Le drame s’est produit dans le quartier populaire de Bab al-Tabbaneh. Le bâtiment, ancien, comprenait deux blocs, chacun composé de six appartements. Environ 22 personnes se trouvaient à l’intérieur au moment de l’effondrement. Les forces de sécurité ont évacué les immeubles voisins par précaution.
Le président libanais, Joseph Aoun, a demandé la mobilisation de tous les services d’urgence pour venir en aide, notamment en fournissant un abri aux résidents de l’immeuble et à ceux des bâtiments voisins évacués. Cette mobilisation vise à sécuriser les habitants et à faciliter les opérations de secours.

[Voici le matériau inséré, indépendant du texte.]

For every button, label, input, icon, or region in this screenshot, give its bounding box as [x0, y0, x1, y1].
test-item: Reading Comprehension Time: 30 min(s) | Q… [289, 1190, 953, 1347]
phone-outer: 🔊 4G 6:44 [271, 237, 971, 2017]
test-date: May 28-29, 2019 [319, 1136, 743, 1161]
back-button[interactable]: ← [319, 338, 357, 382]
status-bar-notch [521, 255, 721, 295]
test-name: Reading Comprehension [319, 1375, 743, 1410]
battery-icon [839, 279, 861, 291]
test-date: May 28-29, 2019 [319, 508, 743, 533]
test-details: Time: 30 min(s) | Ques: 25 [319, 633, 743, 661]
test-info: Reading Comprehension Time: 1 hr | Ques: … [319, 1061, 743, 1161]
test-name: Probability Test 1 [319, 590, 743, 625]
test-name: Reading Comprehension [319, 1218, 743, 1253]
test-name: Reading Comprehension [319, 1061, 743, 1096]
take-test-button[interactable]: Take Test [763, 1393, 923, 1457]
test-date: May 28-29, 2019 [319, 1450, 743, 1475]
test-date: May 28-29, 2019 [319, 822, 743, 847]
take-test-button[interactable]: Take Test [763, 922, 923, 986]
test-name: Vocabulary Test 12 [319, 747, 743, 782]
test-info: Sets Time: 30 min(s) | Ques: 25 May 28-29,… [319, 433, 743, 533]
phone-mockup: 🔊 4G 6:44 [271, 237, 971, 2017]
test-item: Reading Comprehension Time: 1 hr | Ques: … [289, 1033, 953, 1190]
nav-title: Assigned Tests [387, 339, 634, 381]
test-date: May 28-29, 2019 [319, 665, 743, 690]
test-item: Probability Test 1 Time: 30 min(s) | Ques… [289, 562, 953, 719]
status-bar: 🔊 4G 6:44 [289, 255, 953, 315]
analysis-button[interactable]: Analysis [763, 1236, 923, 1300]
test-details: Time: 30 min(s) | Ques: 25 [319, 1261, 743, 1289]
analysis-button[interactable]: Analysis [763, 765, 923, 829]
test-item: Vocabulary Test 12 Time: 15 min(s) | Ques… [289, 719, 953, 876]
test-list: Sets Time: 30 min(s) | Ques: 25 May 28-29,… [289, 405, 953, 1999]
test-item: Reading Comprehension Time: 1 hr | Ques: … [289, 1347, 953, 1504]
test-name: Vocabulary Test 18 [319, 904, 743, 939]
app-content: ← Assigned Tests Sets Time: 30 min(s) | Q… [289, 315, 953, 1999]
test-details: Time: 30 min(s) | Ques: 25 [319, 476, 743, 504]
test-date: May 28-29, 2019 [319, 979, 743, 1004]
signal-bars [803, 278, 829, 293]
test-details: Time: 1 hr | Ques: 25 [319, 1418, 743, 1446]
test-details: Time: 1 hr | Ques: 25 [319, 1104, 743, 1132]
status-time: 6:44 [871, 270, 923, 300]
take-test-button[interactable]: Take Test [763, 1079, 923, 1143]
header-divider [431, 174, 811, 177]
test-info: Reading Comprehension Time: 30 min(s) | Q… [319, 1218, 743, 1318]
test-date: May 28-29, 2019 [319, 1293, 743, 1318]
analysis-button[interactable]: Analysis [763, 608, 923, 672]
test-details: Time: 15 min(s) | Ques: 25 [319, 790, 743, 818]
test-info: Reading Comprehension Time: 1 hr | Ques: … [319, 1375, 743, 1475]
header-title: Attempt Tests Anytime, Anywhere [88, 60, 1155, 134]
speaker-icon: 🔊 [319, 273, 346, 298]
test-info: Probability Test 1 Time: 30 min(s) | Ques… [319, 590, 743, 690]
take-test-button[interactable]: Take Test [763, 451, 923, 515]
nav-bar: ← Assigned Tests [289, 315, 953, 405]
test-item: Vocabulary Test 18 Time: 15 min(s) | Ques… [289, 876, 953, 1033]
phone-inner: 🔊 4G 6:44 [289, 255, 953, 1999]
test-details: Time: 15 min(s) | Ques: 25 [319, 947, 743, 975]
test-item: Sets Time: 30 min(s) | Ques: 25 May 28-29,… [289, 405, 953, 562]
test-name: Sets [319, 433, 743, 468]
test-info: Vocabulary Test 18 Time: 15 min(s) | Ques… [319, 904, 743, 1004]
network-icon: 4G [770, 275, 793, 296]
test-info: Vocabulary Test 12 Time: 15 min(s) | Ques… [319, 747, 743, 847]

Le maire de Tripoli, Abdel Hamid Karimeh, a déclaré que Tripoli est « ville sinistrée » en raison de l’insécurité des bâtiments. Le Premier ministre Nawaf Salam a qualifié la catastrophe et l’a imputée à de longues années de négligence.
Le Liban est confronté à de nombreux bâtiments délabrés. Beaucoup d’immeubles ont été construits illégalement, notamment pendant la guerre civile de 1975-1990, et certains propriétaires ont ajouté des étages sans autorisation. En 2024, Amnesty International estimait que des milliers de personnes occupaient encore des bâtiments à risque à Tripoli, alors que la crise économique freinait les réparations ou le recours à un autre logement.